Как-то вечером патриции


Собрались у Капитолия


Новостями поделиться и


Выпить малость алкоголия.



Не вести ж бесед тверезыми!


Марк-патриций не мытарился -


Пил нектар большими дозами


И ужасно нанектарился.



И под древней под колонною


Он исторг из уст проклятия:


"Эх, с почтенною матреною


Разойдусь я скоро, братия!



Она спуталась с поэтами,


Помешалась на театрах -


Так и шастает с билетами


На приезжих гладиаторов!



"Я, – кричит, – от бескультурия


Скоро стану истеричкою!" -


В общем, злобствует как фурия,


Поощряема сестричкою!



Только цыкают и шикают…


Ох, налейте мне "двойных"!


Мне ж – рабы в лицо хихикают.


На войну бы мне, да нет войны!



Я нарушу все традиции -


Мне не справиться с обеими, -


Опускаюсь я, патриции,


Дую горькую с плебеями!



Я ей дом оставлю в Персии -


Пусть берет сестру-мегерочку, -


На отцовские сестерции


Заведу себе гетерочку.



У гетер хотя безнравственней,


Но они не обезумели.


У гетеры пусть все явственней,


Зато родственники умерли.



Там сумею исцелиться и


Из запоя скоро выйду я!"


…И пошли домой патриции,


Марку пьяному завидуя.


Думаю, эта незатейливая и весёлая музыкальная композиция непременно нашла бы восторженные отклики у римлян.

В это время из под моего внимания выскользнул Фортунат, устремив страстно-любопытный взгляд на роскошную женщину.

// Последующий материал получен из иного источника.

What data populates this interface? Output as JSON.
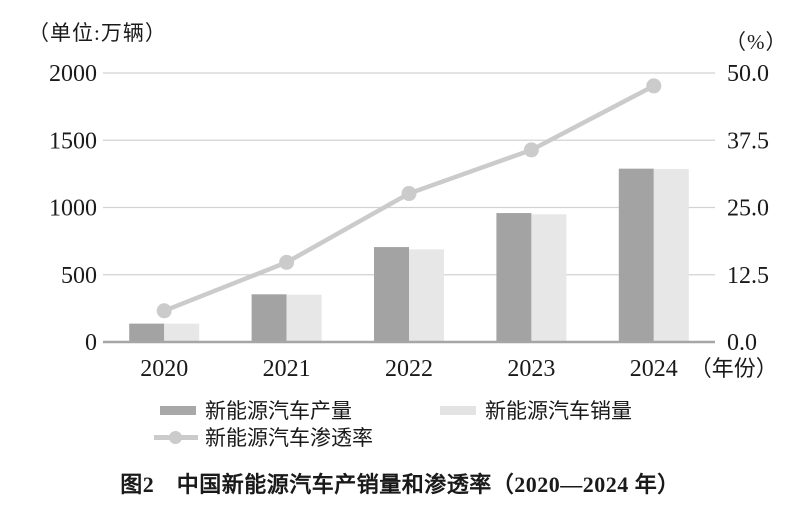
{
  "chart_data": {
    "type": "combo-bar-line",
    "categories": [
      "2020",
      "2021",
      "2022",
      "2023",
      "2024"
    ],
    "series": [
      {
        "name": "新能源汽车产量",
        "type": "bar",
        "axis": "left",
        "color": "#a3a3a3",
        "values": [
          136.6,
          354.5,
          705.8,
          958.7,
          1288.8
        ]
      },
      {
        "name": "新能源汽车销量",
        "type": "bar",
        "axis": "left",
        "color": "#e7e7e7",
        "values": [
          136.7,
          352.1,
          688.7,
          949.5,
          1286.6
        ]
      },
      {
        "name": "新能源汽车渗透率",
        "type": "line",
        "axis": "right",
        "color": "#cbcbcb",
        "values": [
          5.8,
          14.8,
          27.6,
          35.7,
          47.6
        ]
      }
    ],
    "left_axis": {
      "unit_label": "（单位:万辆）",
      "ticks": [
        0,
        500,
        1000,
        1500,
        2000
      ],
      "min": 0,
      "max": 2000
    },
    "right_axis": {
      "unit_label": "（%）",
      "tick_labels": [
        "0.0",
        "12.5",
        "25.0",
        "37.5",
        "50.0"
      ],
      "min": 0,
      "max": 50
    },
    "x_axis": {
      "suffix_label": "（年份）"
    },
    "grid": true,
    "legend_position": "bottom",
    "caption": "图2　中国新能源汽车产销量和渗透率（2020—2024 年）",
    "colors": {
      "grid": "#d2d2d2",
      "baseline": "#a6a6a6",
      "text": "#1a1a1a"
    }
  }
}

Римская матрона словно плыла, полулёжа на носилках, в окружении рабов. С левой стороны рабыня несла разноцветный зонтик на палке из индийского бамбука, готовая по первому знаку своей госпожи закрыть её от солнца. У матроны были белокурые волосы с огненным отливом. Тогда этот цвет был в большой моде. Для достижения нужного эффекта в цвете волос римские женщины мыли волосы в щелоке, затем намазывали их галльской помадой и высушивали на солнце. Её волосы были сплетены в косу, затянуты узлом на затылке и скреплены золотой булавкой. На висках и на лбу волосы спадали прядями и завитками. На лицо были нанесены румяна и белила. На ней была одета туника, сверкающая белизной. Рукава были длинные с разрезом спереди во всю длину и скреплены золотыми застёжками. На левое плечо был наброшен белый плащ, спускавшийся вниз красивыми белыми складками. На груди одето ожерелье из тройной нитки жемчуга, золотые серьги и браслеты были вычеканены в форме лепестков. В руках у матроны был круглый кусок из горного хрусталя. Считалось, что этот хрусталь являлся льдом, застывшим от страшного холода и никогда не тающим. Наконец, на груди она разместила маленькую ручную змею из породы тех, которые назывались змеями Эпидавра. За собой она оставляла слегка уловимый и приятный аромат духов, изготовленный из пестумских роз.

Её взгляд был холодным и надменным, а лучше о ней скажет отрывок из песни:


Она из воздуха и льда


Дотронешься едва ли


Её прозрачные глаза


Меня не отражали

(Би-2 «Ангелы»)


Многие женщины вокруг бросали завистливые и холодные взгляды на матрону, слишком она была недосягаема для окружающих своей яркой и опасной привлекательностью. Если бы в это время уже жил и творил свои произведения латинский писатель Марциан Капелла, то какая-нибудь из прогуливающихся женщин непременно воспользовалась его строчками, шепнув от зависти подруге:

– Смотри, какая искусственная красота у этой матроны! Она представляет собой сплошной обман; в то время как она живёт в Риме, её волосы растут на берегах Рейна. Вечером, снимая свои шелковые одежды, она снимает также и зубы! Две третьих своей особы она запирает в ящик на ночь, а её щёки, брови и глаза – дело рук её рабынь!

Тем временем, ноги Фортуната, оторвавшись от сознания, побрели на встречу к матроне. Уж, не Купидон ли сейчас стремится отвоевать себе роль в книге?